McPhee was still alive. Alive, but very unconscious. Owen tipped his head back and looked at his eyes.
The girl knelt down beside him.
“He’s overdone it, if you ask me,” she said. “Taken a bit too much this time.”
“Someone else gave it him,” said Owen harshly.
He tore open McPhee’s shirt and put an ear to his chest. A strong, snaky smell, a mixture of snake and palm oil and spices, clung to the shirt. The girl caught it, too, and looked puzzled.
The heartbeat was slow but regular. Owen looked around. The tiny yard was packed to overflowing. He was suddenly conscious of the extreme heat and lack of air.
“We must get the Bimbashi to the hospital,” he said.
There were no arabeahs in that part of the city so the constables improvised a litter out of some of the planks lying against the wall. They had just pushed their way out into the street when the owner came rushing after them.

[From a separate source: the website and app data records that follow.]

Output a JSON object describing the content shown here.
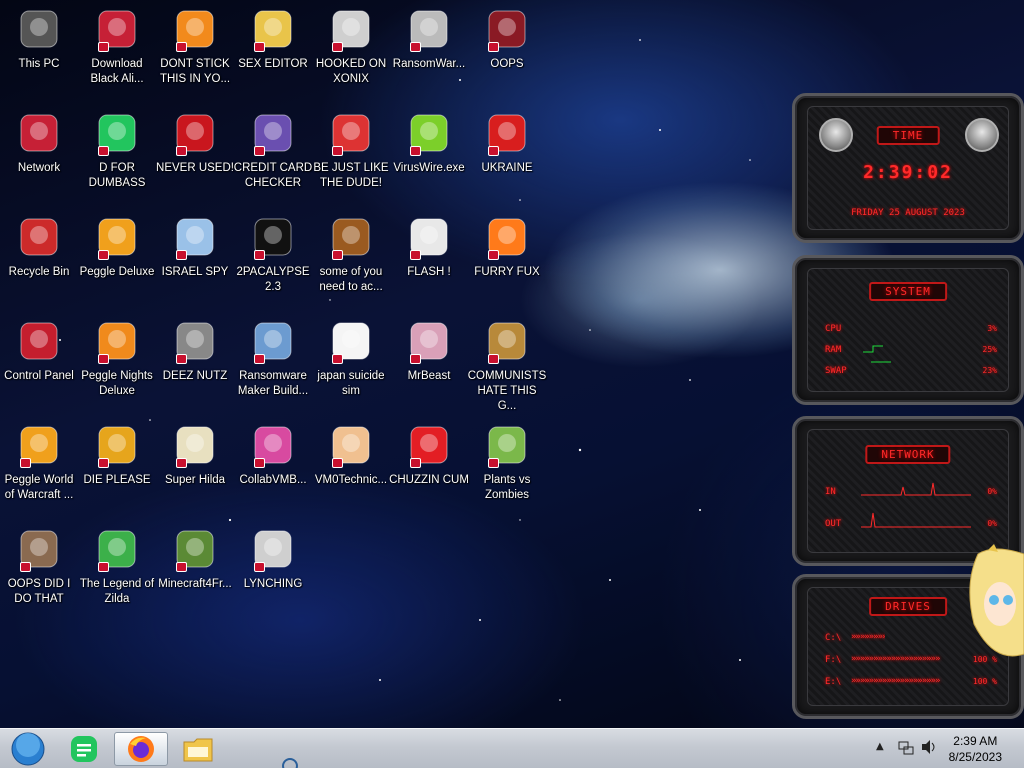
{
  "desktop": {
    "icons": [
      {
        "label": "This PC",
        "icon": "computer-icon"
      },
      {
        "label": "Download Black Ali...",
        "icon": "alien-head-icon"
      },
      {
        "label": "DONT STICK THIS IN YO...",
        "icon": "traffic-cone-icon"
      },
      {
        "label": "SEX EDITOR",
        "icon": "hex-editor-icon"
      },
      {
        "label": "HOOKED ON XONIX",
        "icon": "xonix-game-icon"
      },
      {
        "label": "RansomWar...",
        "icon": "skull-icon"
      },
      {
        "label": "OOPS",
        "icon": "alien-laptop-icon"
      },
      {
        "label": "Network",
        "icon": "network-alien-icon"
      },
      {
        "label": "D FOR DUMBASS",
        "icon": "green-d-icon"
      },
      {
        "label": "NEVER USED!",
        "icon": "dev-cpp-icon"
      },
      {
        "label": "CREDIT CARD CHECKER",
        "icon": "credit-card-icon"
      },
      {
        "label": "BE JUST LIKE THE DUDE!",
        "icon": "santa-icon"
      },
      {
        "label": "VirusWire.exe",
        "icon": "lime-icon"
      },
      {
        "label": "UKRAINE",
        "icon": "radiation-icon"
      },
      {
        "label": "Recycle Bin",
        "icon": "recycle-bin-icon"
      },
      {
        "label": "Peggle Deluxe",
        "icon": "peggle-icon"
      },
      {
        "label": "ISRAEL SPY",
        "icon": "spy-computer-icon"
      },
      {
        "label": "2PACALYPSE 2.3",
        "icon": "console-icon"
      },
      {
        "label": "some of you need to ac...",
        "icon": "dog-icon"
      },
      {
        "label": "FLASH !",
        "icon": "flash-icon"
      },
      {
        "label": "FURRY FUX",
        "icon": "firefox-icon"
      },
      {
        "label": "Control Panel",
        "icon": "control-panel-icon"
      },
      {
        "label": "Peggle Nights Deluxe",
        "icon": "peggle-nights-icon"
      },
      {
        "label": "DEEZ NUTZ",
        "icon": "stacked-windows-icon"
      },
      {
        "label": "Ransomware Maker Build...",
        "icon": "window-app-icon"
      },
      {
        "label": "japan suicide sim",
        "icon": "document-icon"
      },
      {
        "label": "MrBeast",
        "icon": "mrbeast-icon"
      },
      {
        "label": "COMMUNISTS HATE THIS G...",
        "icon": "money-bag-icon"
      },
      {
        "label": "Peggle World of Warcraft ...",
        "icon": "peggle-wow-icon"
      },
      {
        "label": "DIE PLEASE",
        "icon": "de-icon"
      },
      {
        "label": "Super Hilda",
        "icon": "pixel-art-icon"
      },
      {
        "label": "CollabVMB...",
        "icon": "vm-screen-icon"
      },
      {
        "label": "VM0Technic...",
        "icon": "technician-icon"
      },
      {
        "label": "CHUZZIN CUM",
        "icon": "chuzzle-icon"
      },
      {
        "label": "Plants vs Zombies",
        "icon": "plants-icon"
      },
      {
        "label": "OOPS DID I DO THAT",
        "icon": "portrait-icon"
      },
      {
        "label": "The Legend of Zilda",
        "icon": "zelda-icon"
      },
      {
        "label": "Minecraft4Fr...",
        "icon": "minecraft-icon"
      },
      {
        "label": "LYNCHING",
        "icon": "noose-icon"
      }
    ]
  },
  "gadget": {
    "time": {
      "title": "TIME",
      "clock": "2:39:02",
      "date": "FRIDAY 25 AUGUST 2023"
    },
    "system": {
      "title": "SYSTEM",
      "rows": [
        {
          "label": "CPU",
          "value": "3%"
        },
        {
          "label": "RAM",
          "value": "25%"
        },
        {
          "label": "SWAP",
          "value": "23%"
        }
      ]
    },
    "network": {
      "title": "NETWORK",
      "rows": [
        {
          "label": "IN",
          "value": "0%"
        },
        {
          "label": "OUT",
          "value": "0%"
        }
      ]
    },
    "drives": {
      "title": "DRIVES",
      "rows": [
        {
          "label": "C:\\",
          "value": ""
        },
        {
          "label": "F:\\",
          "value": "100 %"
        },
        {
          "label": "E:\\",
          "value": "100 %"
        }
      ]
    },
    "accent_color": "#ff2a2a"
  },
  "taskbar": {
    "buttons": [
      {
        "name": "start-orb",
        "icon": "windows-orb-icon"
      },
      {
        "name": "green-app",
        "icon": "green-d-icon"
      },
      {
        "name": "firefox",
        "icon": "firefox-icon"
      },
      {
        "name": "file-explorer",
        "icon": "folder-icon"
      }
    ],
    "time": "2:39 AM",
    "date": "8/25/2023"
  }
}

“Hey!” he said. “What are you doing? You can’t take those!”
“Mean bastard!” said the crowd indignantly.
The owner stepped back and hurriedly changed tack.
“It’s not seemly,” he said. “He’s a Bimbashi, after all!”
This was an argument which weighed with the crowd. And with the constables, who stopped uncertainly and lowered the litter to the ground.
“Come on,” said Owen, “we’ve got to get a move on.”
The crowd, however, now grown to even larger proportions, would not be moved. A lively debate ensued, the outcome of which was that an angareeb, the universal bed, was produced and McPhee laid gently upon it. The whole crowd then accompanied them to the hospital, which Owen could have done without.
• • • • •
“But what was he doing there?” asked Garvin.
“I’ll ask him when he wakes up,” said Owen.
McPhee, having awoken, did not respond at once. He seemed to be thinking about it.
“I don’t think I can say, old man,” he said at last, rather stuffily, “I really don’t think I can say.”